Claypot is very popular to locals and it's almost always packed on Fridays and the weekends. They're not even that cheap, the soup base is slightly more expensive than other places and they charge you extra for sauces. I think they're always packed because it's casual, pretty quick service, seats the most out of all the other hot pot places on Alexandra, and the menu selection is perhaps the most extensive. It serves all the standards and more, however the quality and cleanliness is not as good as it's competitors. The shrimps specifically weren't fresh and tasted like the sea, that was the worst for me. I think it's usually a default choice if everything else is booked up...it would and was my default choice.
When I go for hot pot I look for:
1) Variety
2) Cleanliness
3) Freshness
Not necessarily in that order either.
Claypot's items that are not on every hot pot menu : Enoki mushrooms, lotus root, Garland Chrysthemum, salmon fish head, geoduck ($13/dish), preserved squid, taro thread noodle, fish noodle, deep fried wontons, 2-3 hot pot rice items, sticky rice
I wish they had: Konnyaku (clear noodles in knots), Rice noodle (flat thick ones)
On the table:
- Pork Bone Soup (left) & Satay Soup (right)
- Pork Bone Soup 2/6 ($10)
- This soup base was one of their specialty soup bases, so it took a bit longer to prepare and costs a bit extra.
- I think it was a rip off though. It wasn't that flavourful, as pork bone soup should be. There was a bone but I didn't tastes the slow-cooked all day flavours. they're were some mushrooms and corn in it too, but in the end it was nothing special.
- Satay Soup 4/6 ($7)
- This soup base was quite good, and not as spicy as other places. I always chose this soup base, it's the best one for hot pot.
- AAA Beef slices
- Lamb slices
- Some pork and beef organs (maybe sweetbreads? livers? or kidneys?)
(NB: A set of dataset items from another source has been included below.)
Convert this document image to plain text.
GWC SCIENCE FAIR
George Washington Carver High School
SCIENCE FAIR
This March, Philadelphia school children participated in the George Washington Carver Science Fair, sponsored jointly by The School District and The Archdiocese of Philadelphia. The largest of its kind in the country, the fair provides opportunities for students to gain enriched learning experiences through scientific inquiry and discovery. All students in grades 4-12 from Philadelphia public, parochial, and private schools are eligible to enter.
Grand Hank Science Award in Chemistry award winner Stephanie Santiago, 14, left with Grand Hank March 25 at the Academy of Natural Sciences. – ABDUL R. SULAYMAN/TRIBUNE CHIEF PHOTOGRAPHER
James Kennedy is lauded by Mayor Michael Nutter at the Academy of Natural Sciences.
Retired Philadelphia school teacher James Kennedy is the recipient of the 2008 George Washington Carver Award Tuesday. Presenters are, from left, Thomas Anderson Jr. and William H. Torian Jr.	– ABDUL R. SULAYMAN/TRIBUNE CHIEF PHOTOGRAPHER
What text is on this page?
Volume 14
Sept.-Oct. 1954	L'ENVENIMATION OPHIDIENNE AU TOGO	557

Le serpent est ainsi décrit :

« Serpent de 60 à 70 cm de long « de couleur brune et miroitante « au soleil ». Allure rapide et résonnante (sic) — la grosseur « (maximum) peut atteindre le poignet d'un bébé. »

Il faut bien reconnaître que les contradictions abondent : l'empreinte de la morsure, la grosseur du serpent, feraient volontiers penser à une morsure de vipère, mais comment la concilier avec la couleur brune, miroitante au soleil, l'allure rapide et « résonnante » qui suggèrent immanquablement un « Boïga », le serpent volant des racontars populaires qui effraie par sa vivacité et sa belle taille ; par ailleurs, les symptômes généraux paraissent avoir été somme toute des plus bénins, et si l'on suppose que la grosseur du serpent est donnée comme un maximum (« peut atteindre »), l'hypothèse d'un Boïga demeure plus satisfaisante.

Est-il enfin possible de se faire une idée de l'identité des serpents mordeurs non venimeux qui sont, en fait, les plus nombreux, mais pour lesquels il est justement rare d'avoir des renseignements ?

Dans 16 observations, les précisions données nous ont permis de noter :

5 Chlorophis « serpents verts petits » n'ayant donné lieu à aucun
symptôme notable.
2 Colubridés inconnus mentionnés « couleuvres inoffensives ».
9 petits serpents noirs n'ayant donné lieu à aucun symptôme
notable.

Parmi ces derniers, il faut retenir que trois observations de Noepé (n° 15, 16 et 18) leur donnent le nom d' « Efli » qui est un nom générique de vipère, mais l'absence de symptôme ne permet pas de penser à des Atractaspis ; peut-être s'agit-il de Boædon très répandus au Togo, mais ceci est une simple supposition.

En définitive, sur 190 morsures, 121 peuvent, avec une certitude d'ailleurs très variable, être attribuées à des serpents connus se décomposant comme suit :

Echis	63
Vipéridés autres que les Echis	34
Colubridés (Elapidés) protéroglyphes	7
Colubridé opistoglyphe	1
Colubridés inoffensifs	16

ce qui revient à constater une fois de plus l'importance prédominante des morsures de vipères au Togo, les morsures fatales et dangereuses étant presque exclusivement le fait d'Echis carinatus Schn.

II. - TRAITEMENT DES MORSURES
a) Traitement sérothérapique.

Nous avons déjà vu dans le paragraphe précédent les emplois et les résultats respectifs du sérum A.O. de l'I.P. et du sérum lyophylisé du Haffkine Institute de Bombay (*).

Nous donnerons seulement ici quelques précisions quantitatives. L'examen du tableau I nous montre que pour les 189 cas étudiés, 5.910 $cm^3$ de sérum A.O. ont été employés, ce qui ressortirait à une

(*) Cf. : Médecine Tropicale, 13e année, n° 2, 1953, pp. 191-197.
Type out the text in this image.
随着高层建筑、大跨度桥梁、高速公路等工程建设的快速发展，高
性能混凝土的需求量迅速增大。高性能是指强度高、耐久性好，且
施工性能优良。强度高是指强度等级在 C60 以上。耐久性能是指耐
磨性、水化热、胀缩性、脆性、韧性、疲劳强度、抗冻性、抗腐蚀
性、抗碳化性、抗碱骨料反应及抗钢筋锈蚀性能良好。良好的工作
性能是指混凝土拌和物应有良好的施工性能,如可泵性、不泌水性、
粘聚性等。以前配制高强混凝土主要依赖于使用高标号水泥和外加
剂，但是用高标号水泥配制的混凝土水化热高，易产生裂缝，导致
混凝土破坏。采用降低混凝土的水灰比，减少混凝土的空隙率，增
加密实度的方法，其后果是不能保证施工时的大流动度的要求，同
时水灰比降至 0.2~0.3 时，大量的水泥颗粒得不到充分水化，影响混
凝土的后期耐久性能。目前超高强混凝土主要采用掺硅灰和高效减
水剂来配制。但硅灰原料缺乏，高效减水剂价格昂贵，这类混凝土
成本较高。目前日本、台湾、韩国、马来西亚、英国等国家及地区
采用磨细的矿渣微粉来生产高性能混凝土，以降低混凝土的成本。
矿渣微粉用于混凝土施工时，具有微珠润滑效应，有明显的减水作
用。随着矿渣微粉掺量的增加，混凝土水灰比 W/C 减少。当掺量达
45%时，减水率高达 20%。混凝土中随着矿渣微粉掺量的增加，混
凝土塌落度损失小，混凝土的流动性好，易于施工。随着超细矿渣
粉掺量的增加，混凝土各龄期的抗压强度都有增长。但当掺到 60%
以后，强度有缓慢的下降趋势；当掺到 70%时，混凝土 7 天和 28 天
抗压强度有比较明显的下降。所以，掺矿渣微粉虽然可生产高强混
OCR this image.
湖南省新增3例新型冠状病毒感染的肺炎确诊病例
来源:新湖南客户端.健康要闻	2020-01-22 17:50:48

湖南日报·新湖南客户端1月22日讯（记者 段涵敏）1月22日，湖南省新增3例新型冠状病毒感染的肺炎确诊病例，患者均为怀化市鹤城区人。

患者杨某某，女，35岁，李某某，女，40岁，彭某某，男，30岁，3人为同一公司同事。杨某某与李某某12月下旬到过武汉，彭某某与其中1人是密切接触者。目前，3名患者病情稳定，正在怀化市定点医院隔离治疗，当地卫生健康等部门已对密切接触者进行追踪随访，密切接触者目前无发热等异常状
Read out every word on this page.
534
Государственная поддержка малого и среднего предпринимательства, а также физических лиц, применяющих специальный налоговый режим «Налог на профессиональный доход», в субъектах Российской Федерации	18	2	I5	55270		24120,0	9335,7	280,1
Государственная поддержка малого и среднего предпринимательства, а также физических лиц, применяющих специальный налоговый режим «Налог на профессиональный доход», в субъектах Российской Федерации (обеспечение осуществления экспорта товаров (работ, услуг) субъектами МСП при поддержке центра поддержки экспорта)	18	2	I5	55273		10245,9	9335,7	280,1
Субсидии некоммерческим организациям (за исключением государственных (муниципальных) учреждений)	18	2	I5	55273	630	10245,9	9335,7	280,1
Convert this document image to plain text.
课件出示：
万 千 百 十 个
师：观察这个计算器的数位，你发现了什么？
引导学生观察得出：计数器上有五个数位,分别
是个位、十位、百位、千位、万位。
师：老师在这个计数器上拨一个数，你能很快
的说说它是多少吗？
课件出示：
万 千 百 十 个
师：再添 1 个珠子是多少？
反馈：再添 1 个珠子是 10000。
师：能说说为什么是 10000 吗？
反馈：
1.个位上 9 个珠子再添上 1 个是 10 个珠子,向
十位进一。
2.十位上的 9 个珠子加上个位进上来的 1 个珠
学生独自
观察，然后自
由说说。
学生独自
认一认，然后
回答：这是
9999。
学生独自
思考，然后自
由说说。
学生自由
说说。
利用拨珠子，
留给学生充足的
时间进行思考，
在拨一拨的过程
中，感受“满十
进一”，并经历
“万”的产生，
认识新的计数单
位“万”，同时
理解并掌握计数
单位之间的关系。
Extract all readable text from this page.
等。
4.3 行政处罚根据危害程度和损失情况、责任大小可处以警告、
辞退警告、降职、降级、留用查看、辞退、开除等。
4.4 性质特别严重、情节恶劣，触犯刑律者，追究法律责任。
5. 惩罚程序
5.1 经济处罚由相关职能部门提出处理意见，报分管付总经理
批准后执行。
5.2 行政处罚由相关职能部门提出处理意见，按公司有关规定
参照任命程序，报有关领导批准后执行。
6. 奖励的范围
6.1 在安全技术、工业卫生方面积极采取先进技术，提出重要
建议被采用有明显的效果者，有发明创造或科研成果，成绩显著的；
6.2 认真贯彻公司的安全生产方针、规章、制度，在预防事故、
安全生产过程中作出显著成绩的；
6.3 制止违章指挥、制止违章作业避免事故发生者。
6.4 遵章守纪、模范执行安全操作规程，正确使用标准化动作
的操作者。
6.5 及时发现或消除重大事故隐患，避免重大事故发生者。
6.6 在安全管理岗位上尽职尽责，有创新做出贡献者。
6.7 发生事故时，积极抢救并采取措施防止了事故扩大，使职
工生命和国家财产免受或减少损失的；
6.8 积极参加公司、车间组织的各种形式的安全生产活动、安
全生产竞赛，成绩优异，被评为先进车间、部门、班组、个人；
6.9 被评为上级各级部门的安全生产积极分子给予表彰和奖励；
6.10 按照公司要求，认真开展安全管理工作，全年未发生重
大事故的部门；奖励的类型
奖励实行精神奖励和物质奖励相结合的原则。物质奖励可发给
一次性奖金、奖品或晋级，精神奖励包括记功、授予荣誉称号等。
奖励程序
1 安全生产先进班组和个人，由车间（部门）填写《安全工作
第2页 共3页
- Deep Fried Wontons 3.5/6
- These are really popular here, it's one of their specialty hot food items and younger people go crazy for them. They're perfect bite-sized munchies.
- It's exactly what it is. I think they're so popular because they're super crispy, deep fried until golden, and the pork meat is still juicy. They're pink inside and you might think they're undercooked, but they're not...they just look like that.
- They serve it with sweet and sour sauce so they're great as snacks while you're waiting for your food to cook.
- I would prefer more pork filling, but I guess that's being picky.
How funny that there's a place called Chubby Lamb near you because there's a placed called Little Fat Sheep not far from me =). The AAA beef looks decent; and those deep-fried wontons must be addictive!
ReplyDeleteLOL, you gotta love the creativity....from and English point of view it's so bizarre....why would you want to eat at a place with "Chubby" in the name...but again there's a "Fat Burger" so maybe the name doesn't matter.
ReplyDeleteYes those won-tons...late night munchies..uh huh!